A slow or poorly performing website can negatively impact your customer satisfaction, brand and revenues. In a recent consumer survey, nearly one-third of respondents indicated they would abandon a slowly performing website – one that took between 1 and 5 seconds to load. Below are five tips for e-commerce marketers who want to attract and retain customers, as well as maximize conversions, by providing fast, reliable Web experiences that meet consumers' stringent expectations:

1.  Know your users. Different browsers and devices download website content in different ways. Know your customers' online buying habits, including their preferred browsers and devices. Accordingly, if your major source of business comes from Asia, it's far more important to make sure your website performs spectacularly on Internet Explorer (IE) 6 — the most popular browser in that region — not just the more recent IE7 and IE8. The same rule applies to mobile Web browsers — don't optimize solely for the latest iPhone.

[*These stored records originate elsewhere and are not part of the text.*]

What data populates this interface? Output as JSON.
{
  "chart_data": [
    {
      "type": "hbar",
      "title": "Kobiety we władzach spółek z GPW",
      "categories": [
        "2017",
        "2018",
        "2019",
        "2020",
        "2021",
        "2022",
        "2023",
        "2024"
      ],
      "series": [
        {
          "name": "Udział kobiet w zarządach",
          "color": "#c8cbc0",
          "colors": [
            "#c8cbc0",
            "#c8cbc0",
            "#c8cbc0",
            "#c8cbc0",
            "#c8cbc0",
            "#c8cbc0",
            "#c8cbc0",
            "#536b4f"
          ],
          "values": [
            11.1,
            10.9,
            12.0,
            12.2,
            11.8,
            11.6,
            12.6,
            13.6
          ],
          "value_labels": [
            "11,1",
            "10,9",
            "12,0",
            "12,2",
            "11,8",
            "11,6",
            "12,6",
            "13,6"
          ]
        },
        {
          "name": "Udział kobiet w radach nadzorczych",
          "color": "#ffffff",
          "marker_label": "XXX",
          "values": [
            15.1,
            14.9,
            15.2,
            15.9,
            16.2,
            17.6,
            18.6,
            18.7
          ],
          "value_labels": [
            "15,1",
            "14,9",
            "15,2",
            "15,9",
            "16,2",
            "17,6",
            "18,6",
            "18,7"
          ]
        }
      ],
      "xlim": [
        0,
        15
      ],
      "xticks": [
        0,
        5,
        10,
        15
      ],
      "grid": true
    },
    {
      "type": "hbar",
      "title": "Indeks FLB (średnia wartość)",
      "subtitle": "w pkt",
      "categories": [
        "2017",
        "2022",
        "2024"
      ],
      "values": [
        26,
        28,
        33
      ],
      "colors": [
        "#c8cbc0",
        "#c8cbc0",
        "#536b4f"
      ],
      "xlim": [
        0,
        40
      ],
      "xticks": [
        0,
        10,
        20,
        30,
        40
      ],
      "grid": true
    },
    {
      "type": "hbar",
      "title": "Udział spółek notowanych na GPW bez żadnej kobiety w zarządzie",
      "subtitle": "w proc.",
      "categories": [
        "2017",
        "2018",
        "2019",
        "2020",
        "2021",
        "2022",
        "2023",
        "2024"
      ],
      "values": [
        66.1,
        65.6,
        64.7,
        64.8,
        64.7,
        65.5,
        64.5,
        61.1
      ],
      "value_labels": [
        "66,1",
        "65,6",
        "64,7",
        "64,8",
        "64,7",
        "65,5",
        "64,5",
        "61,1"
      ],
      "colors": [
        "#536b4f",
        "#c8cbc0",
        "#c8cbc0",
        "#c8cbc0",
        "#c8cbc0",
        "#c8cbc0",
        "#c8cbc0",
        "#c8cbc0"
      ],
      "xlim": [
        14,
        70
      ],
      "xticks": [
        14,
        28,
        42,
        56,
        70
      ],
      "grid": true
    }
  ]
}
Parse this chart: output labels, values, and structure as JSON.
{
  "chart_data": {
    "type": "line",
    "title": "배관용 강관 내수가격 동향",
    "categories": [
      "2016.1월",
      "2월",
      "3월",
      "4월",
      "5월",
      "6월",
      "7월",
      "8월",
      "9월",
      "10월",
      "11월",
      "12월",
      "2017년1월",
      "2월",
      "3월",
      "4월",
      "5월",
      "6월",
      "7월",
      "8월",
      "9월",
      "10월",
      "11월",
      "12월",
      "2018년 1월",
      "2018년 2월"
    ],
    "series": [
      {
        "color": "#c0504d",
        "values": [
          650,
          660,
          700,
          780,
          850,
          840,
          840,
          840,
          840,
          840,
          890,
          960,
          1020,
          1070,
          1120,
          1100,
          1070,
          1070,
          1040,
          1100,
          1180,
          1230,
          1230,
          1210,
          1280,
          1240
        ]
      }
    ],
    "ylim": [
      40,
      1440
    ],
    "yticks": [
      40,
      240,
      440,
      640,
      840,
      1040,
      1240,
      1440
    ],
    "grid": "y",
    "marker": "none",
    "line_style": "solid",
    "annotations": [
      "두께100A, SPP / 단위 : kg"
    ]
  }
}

2.  Optimize what counts. Focus first on the load times of the most critical revenue-generating transactions and pages. New browsers support features that allow you to arrange the load order for site elements. Focus on improving perceived load time (how long it takes for “above the fold,” images and text at the top of the page, to appear) versus raw load time (the time it takes for all page elements to appear, including those elements “below the fold” that aren't immediately visible to visitors). Work with your Web design and development teams to ensure your site gives the impression of speed on your customers' preferred browsers and devices. 

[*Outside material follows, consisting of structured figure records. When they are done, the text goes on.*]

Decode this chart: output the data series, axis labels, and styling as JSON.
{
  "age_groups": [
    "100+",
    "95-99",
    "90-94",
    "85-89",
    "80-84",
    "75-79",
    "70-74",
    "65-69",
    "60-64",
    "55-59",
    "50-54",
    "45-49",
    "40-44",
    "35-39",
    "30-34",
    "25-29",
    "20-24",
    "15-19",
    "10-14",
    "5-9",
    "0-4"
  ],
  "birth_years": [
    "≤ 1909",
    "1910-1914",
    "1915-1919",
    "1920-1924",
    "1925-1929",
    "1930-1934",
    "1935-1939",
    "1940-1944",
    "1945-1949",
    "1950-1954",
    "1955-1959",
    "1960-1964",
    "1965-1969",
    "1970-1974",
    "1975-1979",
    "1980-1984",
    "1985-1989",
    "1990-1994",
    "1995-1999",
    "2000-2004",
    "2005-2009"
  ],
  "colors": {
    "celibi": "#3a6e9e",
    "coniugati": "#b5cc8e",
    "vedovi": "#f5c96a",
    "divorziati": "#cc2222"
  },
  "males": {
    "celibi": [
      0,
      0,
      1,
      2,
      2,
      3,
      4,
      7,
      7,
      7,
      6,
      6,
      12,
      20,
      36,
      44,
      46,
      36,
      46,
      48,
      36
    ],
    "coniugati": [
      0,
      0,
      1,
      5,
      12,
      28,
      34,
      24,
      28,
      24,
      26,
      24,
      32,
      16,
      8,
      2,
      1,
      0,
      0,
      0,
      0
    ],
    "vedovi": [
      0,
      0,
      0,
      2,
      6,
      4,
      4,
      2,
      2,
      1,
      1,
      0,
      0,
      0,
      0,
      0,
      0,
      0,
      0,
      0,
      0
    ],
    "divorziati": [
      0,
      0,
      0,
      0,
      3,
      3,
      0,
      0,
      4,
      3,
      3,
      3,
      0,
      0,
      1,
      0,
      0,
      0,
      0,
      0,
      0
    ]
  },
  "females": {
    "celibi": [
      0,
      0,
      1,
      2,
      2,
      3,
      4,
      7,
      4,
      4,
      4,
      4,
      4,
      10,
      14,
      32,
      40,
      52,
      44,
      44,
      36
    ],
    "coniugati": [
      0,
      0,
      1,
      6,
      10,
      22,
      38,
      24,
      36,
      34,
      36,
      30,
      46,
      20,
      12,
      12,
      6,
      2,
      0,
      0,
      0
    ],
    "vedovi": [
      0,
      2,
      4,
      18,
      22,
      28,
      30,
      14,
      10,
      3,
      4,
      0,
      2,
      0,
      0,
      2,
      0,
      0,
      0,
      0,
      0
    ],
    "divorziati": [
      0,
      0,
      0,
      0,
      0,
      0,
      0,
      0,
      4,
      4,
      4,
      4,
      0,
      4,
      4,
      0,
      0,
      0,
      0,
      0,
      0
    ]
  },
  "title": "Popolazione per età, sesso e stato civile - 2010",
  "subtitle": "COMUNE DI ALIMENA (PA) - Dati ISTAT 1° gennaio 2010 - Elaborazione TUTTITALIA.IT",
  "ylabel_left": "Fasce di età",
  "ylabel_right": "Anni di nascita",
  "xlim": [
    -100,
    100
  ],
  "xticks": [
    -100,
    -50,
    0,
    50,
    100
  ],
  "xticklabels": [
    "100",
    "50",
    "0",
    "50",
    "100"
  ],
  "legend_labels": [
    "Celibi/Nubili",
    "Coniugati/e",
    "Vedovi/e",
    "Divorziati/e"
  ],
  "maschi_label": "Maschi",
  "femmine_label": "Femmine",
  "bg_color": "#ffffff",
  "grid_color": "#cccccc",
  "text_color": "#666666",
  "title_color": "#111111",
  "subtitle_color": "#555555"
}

3.  Trust the true user perspective. The most reliable gauge of Web performance comes from studying how users across geographies actually experience your website and applications when subjected to a wide range of variables including ISPs, carriers and devices. Bear that in mind when you consider adding e-marketing content like product images, catalogs, product tours and videos. Remember, users tend to prefer speed over feature richness.

4.  Correlate Web performance to business impact. Many e-commerce marketers assess website effectiveness using metrics like page views and bounce rates, but these metrics fail to directly link Web performance to key revenue indicators and associated business outcomes. These combined metrics can be crucial in efforts to secure IT and executive-level support for Web performance improvement initiatives. As an example, Microsoft's Bing found a 2- second slowdown reduced customer satisfaction by 3.8% and revenue per user by 4.3%. Create a common language that elevates Web performance.

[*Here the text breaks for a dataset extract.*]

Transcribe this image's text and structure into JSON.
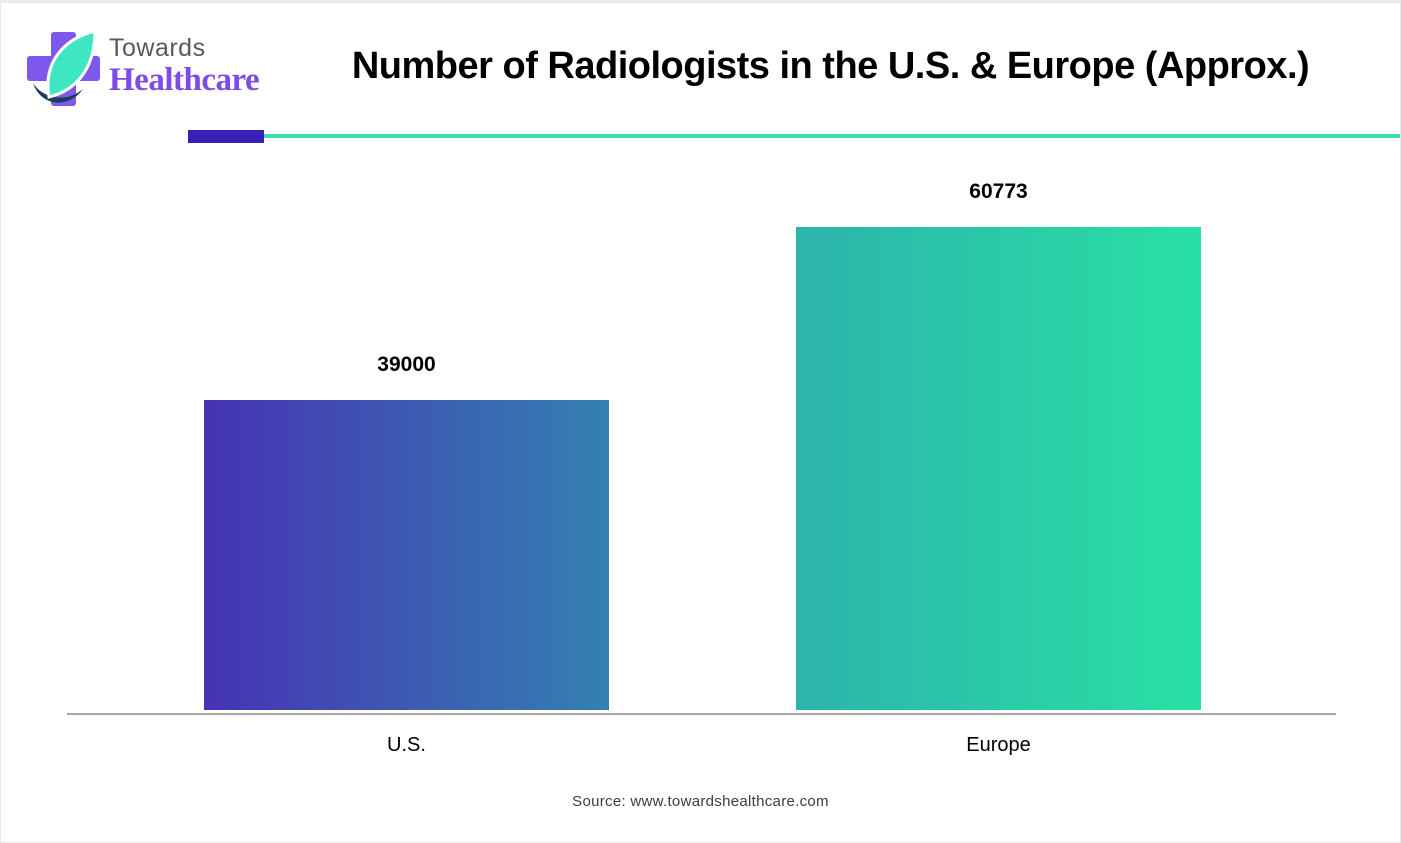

5.  Leverage industry benchmarks. These benchmarks routinely combine data from millions of performance points across hundreds of websites to provide a quick, comprehensive snapshot of industry leaders' Web performance using both traditional PC and mobile platforms. Use this valuable information to determine how your Web experience stacks up. Pinpoint key areas for improvement, validate new investments and measure your progress over time.